En termes d’habilités techniques, durant mon stage, j’ai appris comment trier le matériel pour en tirer la plus grande valeur historique possible. Par exemple, une de mes tâches à Alternatives était la numérisation de photos. Je me suis vite rendu compte que ce processus serait long et probablement irréalisable en une seule journée puisqu’il y avait un grand volume d’images. J’ai aussi réalisé que toutes les images n’étaient pas nécessairement pertinentes à l’objectif du projet. Cependant, d’autres images étaient dynamiques ; elles montraient des gens en action, qui manifestaient, et qui rencontraient des militants dans d’autres pays. Celles-ci, j’ai décidé, étaient les photos sur lesquelles il valait la peine de se concentrer. J’ai donc passé la seconde moitié de l’après-midi à trier les images les plus intéressantes et les moins intéressantes, afin qu’au moins nous puissions avoir des copies numériques des photos véritablement importantes d’Alternatives. J’espère que toutes les images seront numérisées un jour, mais compte tenu de notre calendrier serré, c’était le meilleur compromis.

Marcela Escribano répond à nos questions sur l’histoire d’Alternatives.

 

Apprentissages pratiques et connaissances

Le plus gros avantage que j’ai tiré de cette expérience est le lien que j’ai pu bâtir entre mon apprentissage académique et le ‘vrai monde’. En tant qu’étudiante de développement international, mon apprentissage dans les salles de cours est limité à la lecture des grandes théories politique. Il y a très peu d’apprentissage pratique. En écoutant les témoignages des ceux au cœur des débuts d’Alternatives, j’ai pu voir de première main les l’économie du développement. Par exemple, l’énorme impact du financement gouvernemental et les mesures mises en place pour assurer la survie d’un organisme.

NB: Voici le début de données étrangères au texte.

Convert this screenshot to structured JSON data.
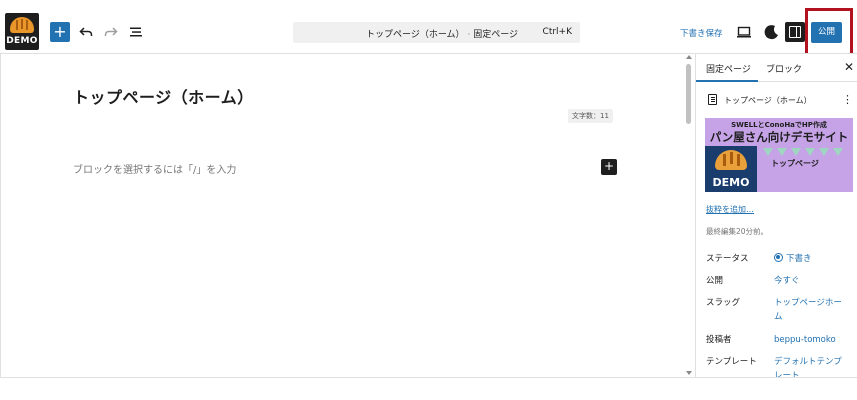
{
  "header": {
    "logo_text": "DEMO",
    "command_title": "トップページ（ホーム）",
    "command_separator": "·",
    "command_type": "固定ページ",
    "command_shortcut": "Ctrl+K",
    "save_draft_label": "下書き保存",
    "publish_label": "公開",
    "accent_color": "#2271b1",
    "highlight_color": "#b2121f",
    "icons": [
      "add-block-icon",
      "undo-icon",
      "redo-icon",
      "document-overview-icon",
      "view-icon",
      "style-icon",
      "settings-icon"
    ]
  },
  "editor": {
    "page_title": "トップページ（ホーム）",
    "word_count": "文字数：11",
    "block_placeholder": "ブロックを選択するには「/」を入力"
  },
  "sidebar": {
    "tabs": [
      "固定ページ",
      "ブロック"
    ],
    "active_tab": "固定ページ",
    "document_title": "トップページ（ホーム）",
    "featured_image": {
      "line1": "SWELLとConoHaでHP作成",
      "line2": "パン屋さん向けデモサイト",
      "logo_text": "DEMO",
      "label": "トップページ"
    },
    "excerpt_link": "抜粋を追加…",
    "last_edited": "最終編集20分前。",
    "meta": [
      {
        "label": "ステータス",
        "value": "下書き"
      },
      {
        "label": "公開",
        "value": "今すぐ"
      },
      {
        "label": "スラッグ",
        "value": "トップページホーム"
      },
      {
        "label": "投稿者",
        "value": "beppu-tomoko"
      },
      {
        "label": "テンプレート",
        "value": "デフォルトテンプレート"
      }
    ]
  }
}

Connaître l’histoire de la solidarité internationale au Québec et Canada est crucial pour tracer l’avenir de nos engagements à l’étranger. Non seulement faut-il nous familiariser avec les contributions des organismes comme Alternatives, mais aussi les contributions (et lacunes) de nos gouvernements.

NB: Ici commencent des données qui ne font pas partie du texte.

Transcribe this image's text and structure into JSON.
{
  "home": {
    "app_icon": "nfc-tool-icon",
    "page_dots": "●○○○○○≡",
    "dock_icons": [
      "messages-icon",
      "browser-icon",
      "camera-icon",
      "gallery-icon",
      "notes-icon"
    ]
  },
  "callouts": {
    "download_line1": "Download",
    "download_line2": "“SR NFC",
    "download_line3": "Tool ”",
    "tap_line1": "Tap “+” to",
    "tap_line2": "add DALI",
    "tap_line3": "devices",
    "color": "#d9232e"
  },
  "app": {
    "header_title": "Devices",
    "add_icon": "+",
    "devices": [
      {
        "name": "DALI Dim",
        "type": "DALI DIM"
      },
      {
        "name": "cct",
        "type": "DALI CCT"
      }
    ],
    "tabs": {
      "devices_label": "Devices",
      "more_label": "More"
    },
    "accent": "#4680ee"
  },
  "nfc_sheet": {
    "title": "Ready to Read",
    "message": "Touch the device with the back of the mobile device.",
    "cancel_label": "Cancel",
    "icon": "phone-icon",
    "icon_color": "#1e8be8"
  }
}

Les entrevues se déroulaient régulièrement des les locaux d’Alternatives. Pour les documenter, nous utilisions une combinaison de deux d’enregistreuses, une caméra DSLR, et un calepin.

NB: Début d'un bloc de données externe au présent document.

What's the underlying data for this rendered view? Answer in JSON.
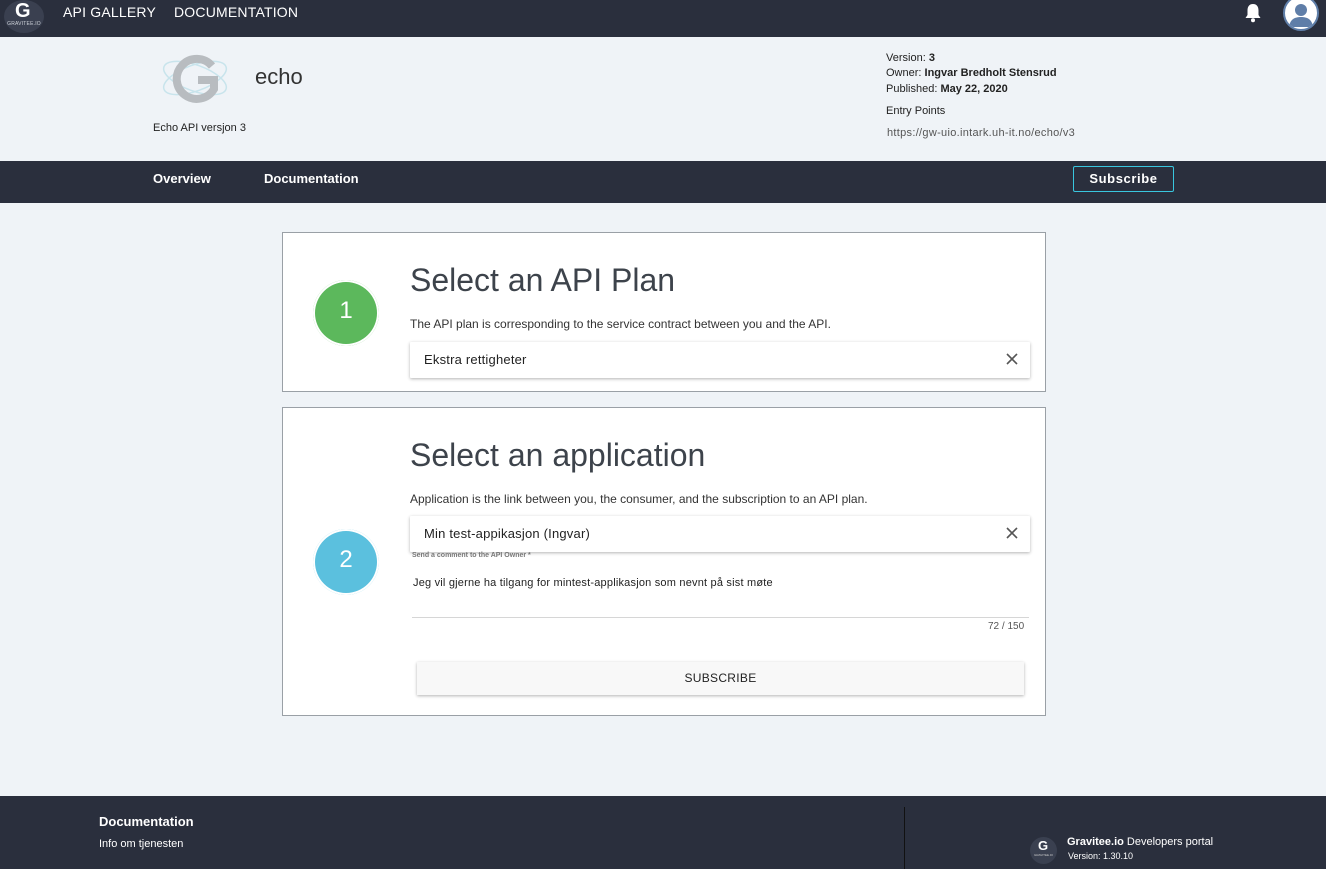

En tout, mon temps chez Alternatives était particulier pour moi car j’étais entourée de gens extraordinaires. En interviewant un certain nombre d’employé·es présent·es et passé·es, je ne peux pas m’empêcher de réaliser comment ils·elles ont tous tellement d’histoires fascinantes et hors du commun sur le travail qu’ils·elles ont accompli et qu’ils·elles continuent de faire. L’expérience d’interviewer de telles personnes qui ont eu tant de succès est très spéciale pour moi parce que j’ai beaucoup appris sur les relations internationales, l’organisation de communautés dans un contexte international, les relations gouvernementales et le financement du développement. Ce projet est le pont parfait entre mes études dans le programme de Public Affairs and Policy Management et les applications réelles. Je suis extrêmement reconnaissante d’en avoir fait partie.


The author would graciously like to thank Alternatives’ Communications Coordinator Myriam Cloutier, Dr. David Dean and Dr. David Walsh, Professors at Carleton University, Professor Dominique Marshall of the Department of History at Carleton University, Carleton’s Archives & Research Collections Department, and the people of Alternatives Montréal and Québec.

Thank you, Myriam, for your unrelenting support, trust, and patience with me as I completed this project. Thank you to all the people from Carleton’s history department for facilitating this practicum and the endless encouragement.

Merci Dominique de m’avoir transmis ta passion contagieuse de l’histoire et pour ton soutien continu. Finalement, merci à toute l’équipe d’Alternatives de m’avoir accueillie chaleureusement et d’avoir partagé votre histoire avec moi.